No qualifier seemed bombastic enough to evoke the migration that occurred Wednesday 6th of June on the Internet: “large amplitude”, “historical day”, “critical for internet” or even “nuclear transition”… That day, part of the world switched to IPv6.
In practical terms, IPv6 (Internet provider version 6) was created to deal with the long anticipated problem of IPv4 running out of addresses. These addresses are public, individual and unique, like a phone number. Since 1983 all connected machines recognize each other through these IPv4 addresses (the old version). They are coded in such a manner that “only” 4.3 billion addresses exist. When the current system was invented, nobody imagined that we would ever run out, but with the explosion in the number of devices that connect to the Internet it became necessary to enlarge the net… just to be sure that tomorrow´s fridges would be able to be connected.

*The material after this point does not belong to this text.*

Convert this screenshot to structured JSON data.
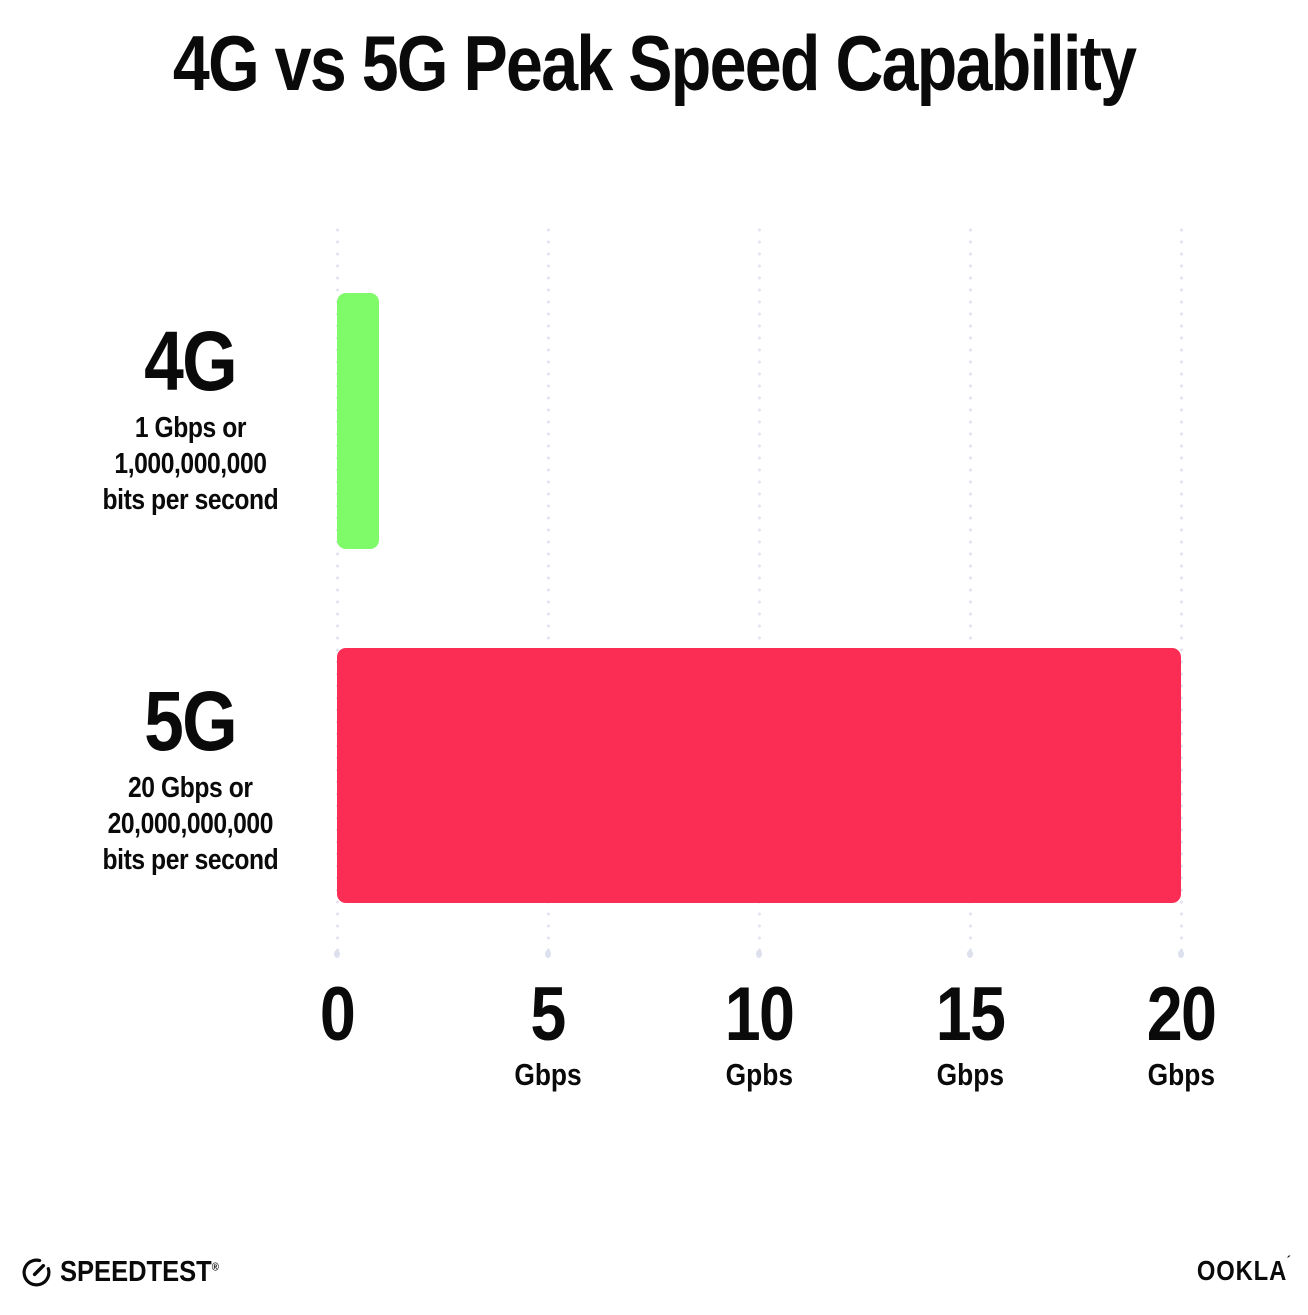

With the IPv6 it would be possible to have an infinite number of IP addresses: 3.4 x 1038 , so about 667 000 addresses on every square millimeter of the Earth´s surface, or if we prefer looking at the sky, an entire IPv4 internet for every star in the universe.
Since the 6th of July, the IPv4 and the IPv6 addresses have been recognized by most of web big players and we are heading towards the generalisation of IPv6. The progressive migration will take an unknown number of years and the mainstream users will see no difference.
Let´s have a look on how this huge change was reflected in the media.
Traditional media did not pay a lot of attention to this topic. The changes could be “historical” or “critical”, but if they did not have practical applications or a direct influence they did not really interest basic internet users… nor traditional media. It is quite interesting that one of the biggest transformations ever experienced by the internet concerned such a limited number of its users. It gives the impression that few people are aware of what happened and that the fate of such an important tool belongs to a handful of gurus.
The good news comes from the internet itself: web news, blogs, boards… we find 10 times more articles on IPv6 than for print media. It is not really a surprise, the best place to speak about the internet is definitely on the internet.
Well, there is no reason to be concerned. We just hope that this new stock of addresses will not be exhausted in 30 years. Infinity is relative.